Рядом с центром поляны, на участке с помятыми, до совершенно жалкого состояния, папоротниками, возились две человеческие фигурки. Видимо, кто-то из них и был нужным им волшебником. Присмотревшись получше, Уриэль сделал для себя два вывода. «Возилась» всего одна фигура, второй оказался тот самый пропавший охотник, который сейчас, кажется, подвергался вивисекции. А второй фигурой, действительно. оказался разыскиваемый маг. Только вот был он вовсе не человеком! Обнаружение этого факта заставило Уриэля сдавленного охнуть.

- Варвар! – Заключил Спек со странной интонацией. Было похоже, что он восхищается редким зверем. Посмотреть действительно было на что. Фигура была весьма похожа на человеческую, отличаясь лишь в деталях. Более высокой рост, два с небольшим метра, тонкие, болезненно выглядевшие шея, кисти и щиколотки, видневшиеся из-под просторной одежды. Кожа имела коричневый оттенок и казалась в разы грубее человеческой. Волосы на голове напоминали шерсть дикого зверя. Лица они не видели, варвар был обращен к ним спиной.

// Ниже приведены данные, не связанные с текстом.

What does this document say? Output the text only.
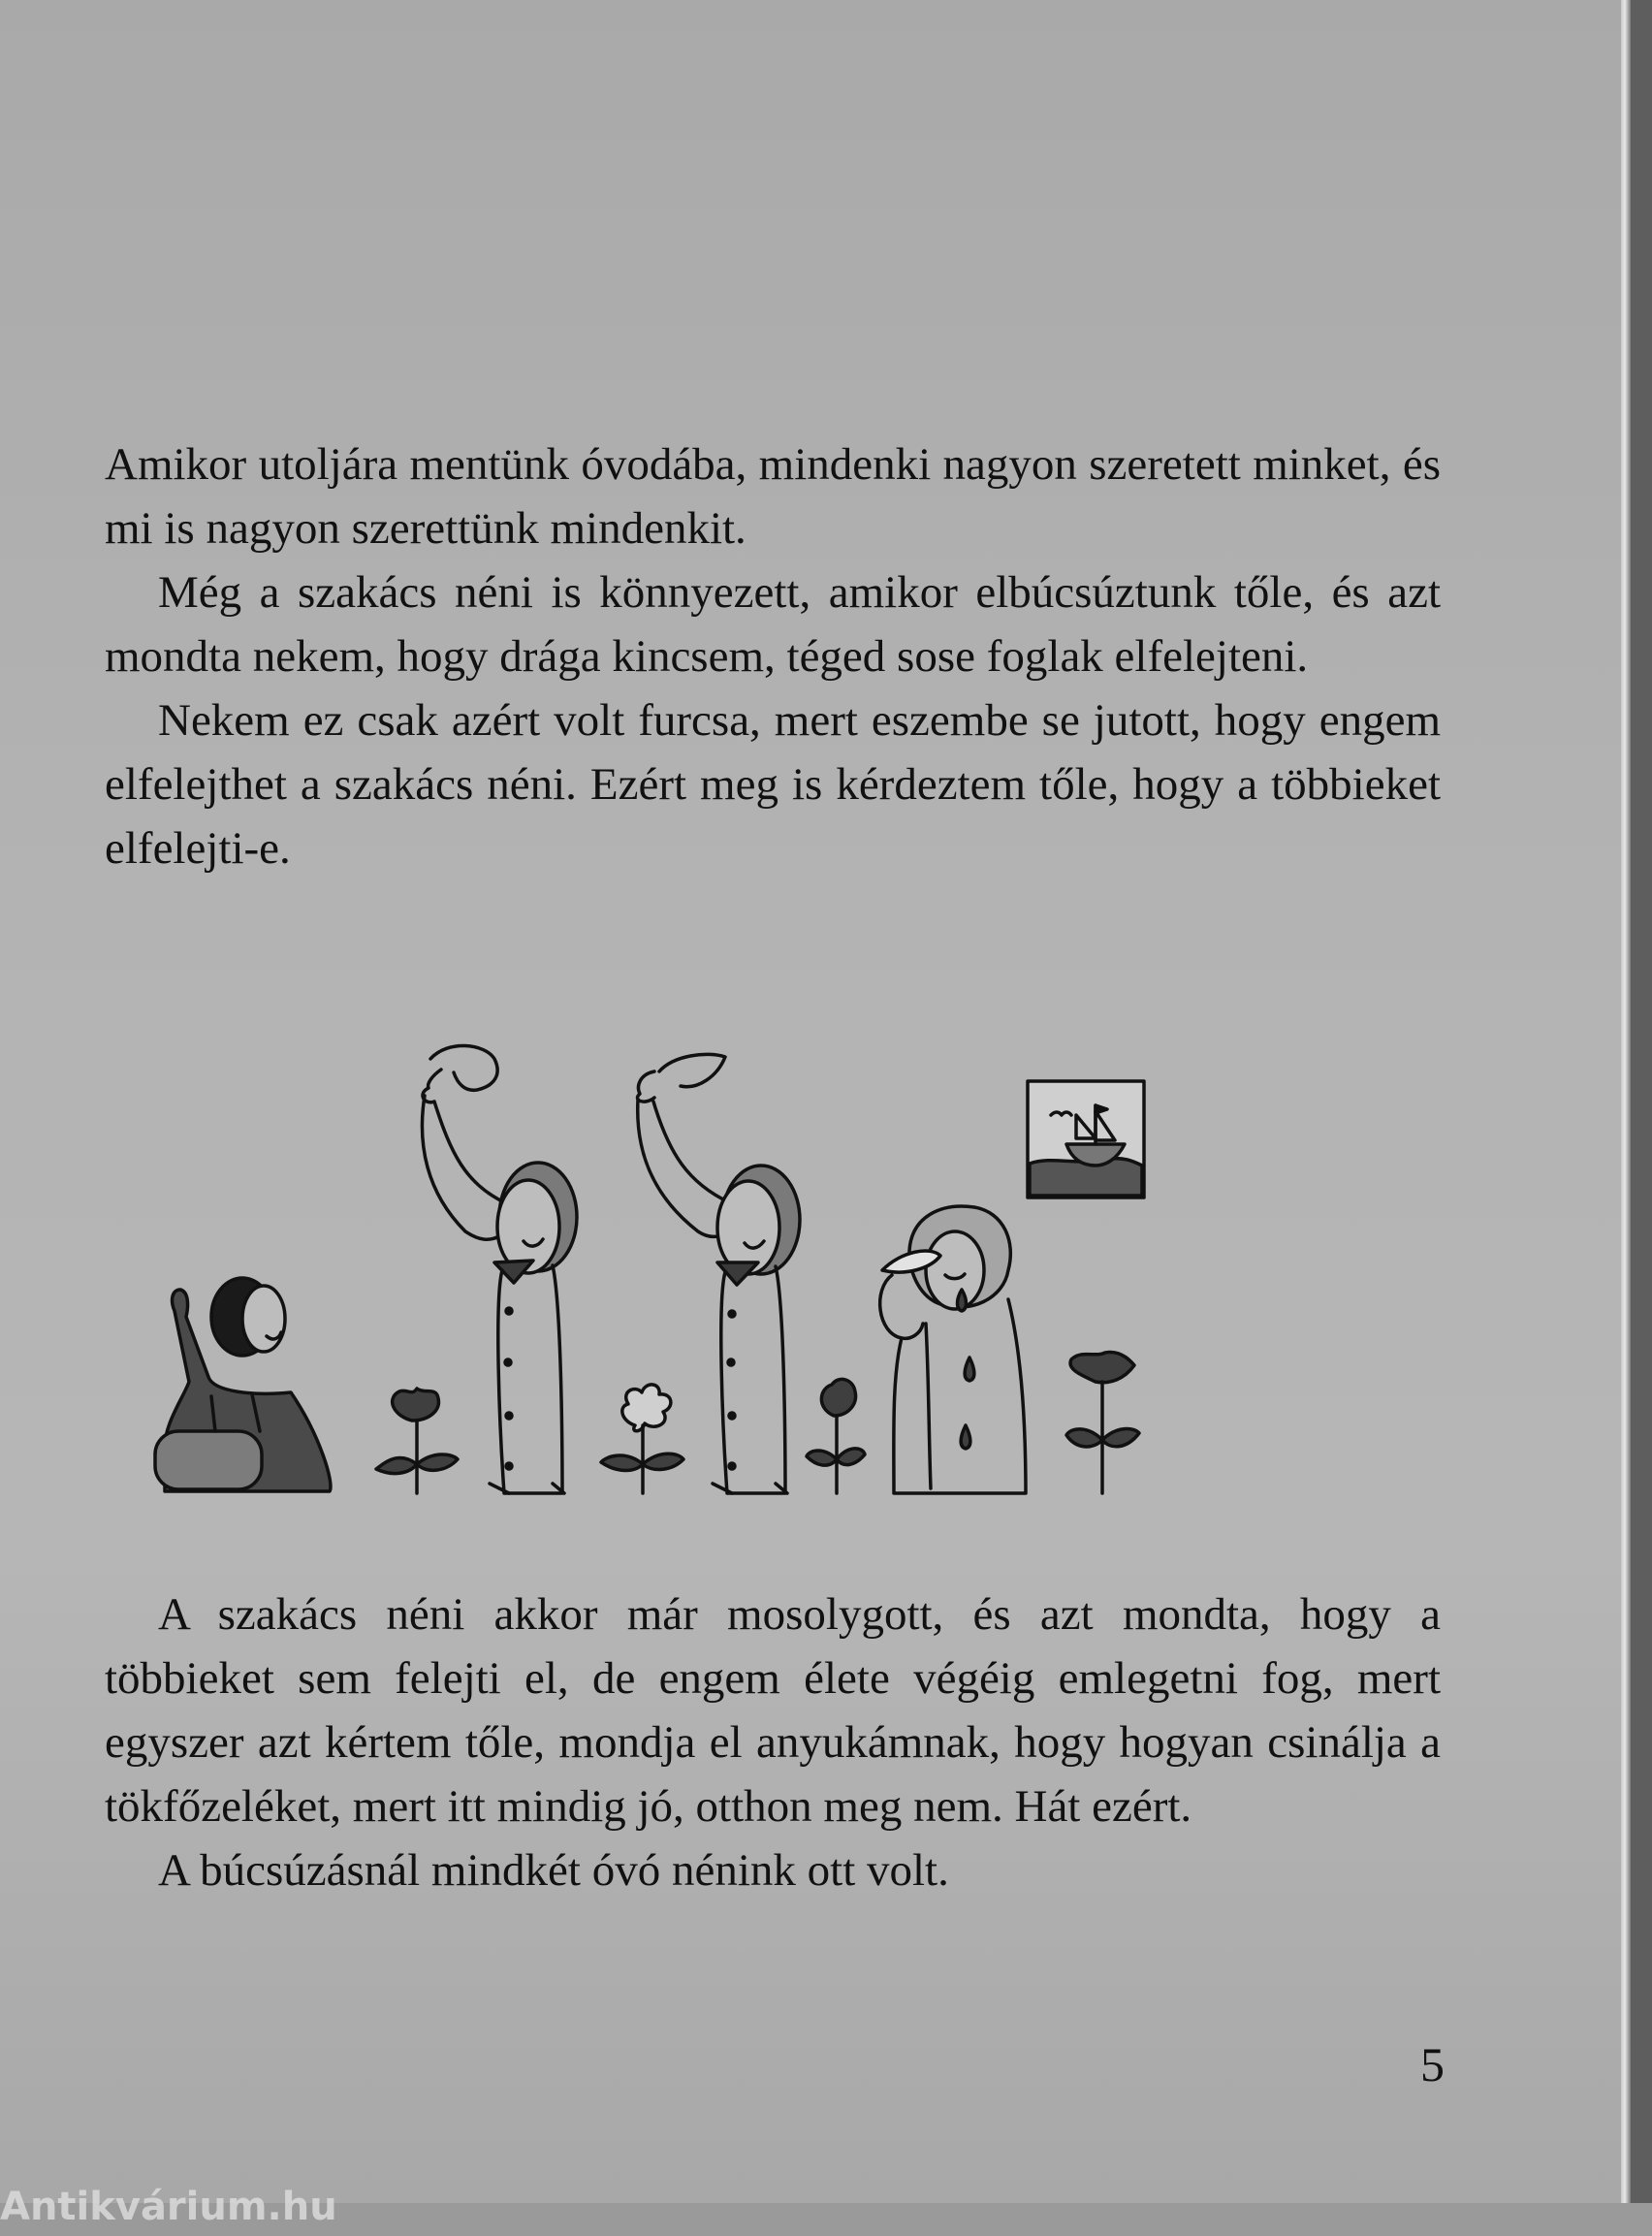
Amikor utoljára mentünk óvodába, mindenki nagyon szeretett minket, és mi is nagyon szerettünk mindenkit.

Még a szakács néni is könnyezett, amikor elbúcsúztunk tőle, és azt mondta nekem, hogy drága kincsem, téged sose foglak elfelejteni.

Nekem ez csak azért volt furcsa, mert eszembe se jutott, hogy engem elfelejthet a szakács néni. Ezért meg is kérdeztem tőle, hogy a többieket elfelejti-e.

A szakács néni akkor már mosolygott, és azt mondta, hogy a többieket sem felejti el, de engem élete végéig emlegetni fog, mert egyszer azt kértem tőle, mondja el anyukámnak, hogy hogyan csinálja a tökfőzeléket, mert itt mindig jó, otthon meg nem. Hát ezért.

A búcsúzásnál mindkét óvó nénink ott volt.

5
Antikvárium.hu
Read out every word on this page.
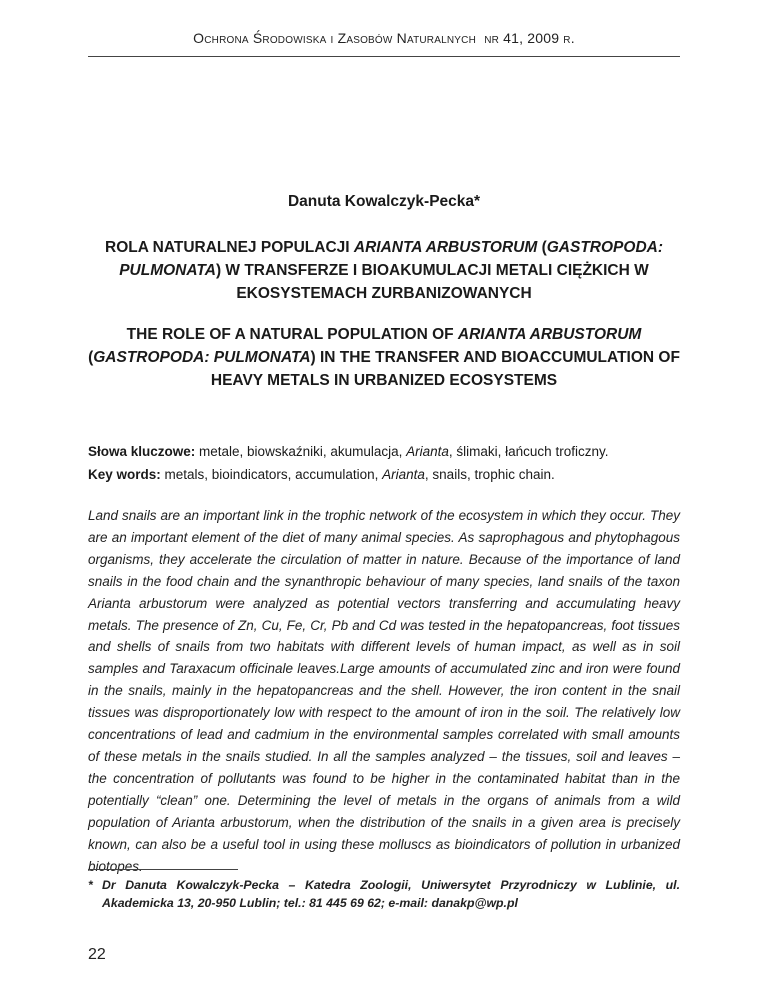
Ochrona Środowiska i Zasobów Naturalnych nr 41, 2009 r.
Danuta Kowalczyk-Pecka*
ROLA NATURALNEJ POPULACJI ARIANTA ARBUSTORUM (GASTROPODA: PULMONATA) W TRANSFERZE I BIOAKUMULACJI METALI CIĘŻKICH W EKOSYSTEMACH ZURBANIZOWANYCH
THE ROLE OF A NATURAL POPULATION OF ARIANTA ARBUSTORUM (GASTROPODA: PULMONATA) IN THE TRANSFER AND BIOACCUMULATION OF HEAVY METALS IN URBANIZED ECOSYSTEMS
Słowa kluczowe: metale, biowskaźniki, akumulacja, Arianta, ślimaki, łańcuch troficzny.
Key words: metals, bioindicators, accumulation, Arianta, snails, trophic chain.
Land snails are an important link in the trophic network of the ecosystem in which they occur. They are an important element of the diet of many animal species. As saprophagous and phytophagous organisms, they accelerate the circulation of matter in nature. Because of the importance of land snails in the food chain and the synanthropic behaviour of many species, land snails of the taxon Arianta arbustorum were analyzed as potential vectors transferring and accumulating heavy metals. The presence of Zn, Cu, Fe, Cr, Pb and Cd was tested in the hepatopancreas, foot tissues and shells of snails from two habitats with different levels of human impact, as well as in soil samples and Taraxacum officinale leaves.Large amounts of accumulated zinc and iron were found in the snails, mainly in the hepatopancreas and the shell. However, the iron content in the snail tissues was disproportionately low with respect to the amount of iron in the soil. The relatively low concentrations of lead and cadmium in the environmental samples correlated with small amounts of these metals in the snails studied. In all the samples analyzed – the tissues, soil and leaves – the concentration of pollutants was found to be higher in the contaminated habitat than in the potentially “clean” one. Determining the level of metals in the organs of animals from a wild population of Arianta arbustorum, when the distribution of the snails in a given area is precisely known, can also be a useful tool in using these molluscs as bioindicators of pollution in urbanized biotopes.
* Dr Danuta Kowalczyk-Pecka – Katedra Zoologii, Uniwersytet Przyrodniczy w Lublinie, ul. Akademicka 13, 20-950 Lublin; tel.: 81 445 69 62; e-mail: danakp@wp.pl
22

- Летиец, если вам интересно разбираться в их сортах. – Спек охарактеризовал своего будущего противника. – Похоже, что они узнали о нашем нападении на Кортов и решили ударить первыми. Глупо! Уж не знаю в чем там был их план, убивать деревенских жителей, принести их в жертву богам и демонам, распространить яд или болезни, или еще чего, но их неудача была предрешена. Только, теперь, они еще и лишаться всего цвета своей магической науки! Переловили уже больше сотни засланцев. Будь я их правителем, разыграл бы свою магическую карту в разы лучше. Ну, да, пускай, это варвары переживают за себя, а не мы за них. Слишком много чести. Пока же посмотрим, что этот Летиец там делает. Подойдем поближе. Судя по докладам, у них весьма посредственное расстояние магического восприятия. Мы должны его увидеть раньше, чем он нас.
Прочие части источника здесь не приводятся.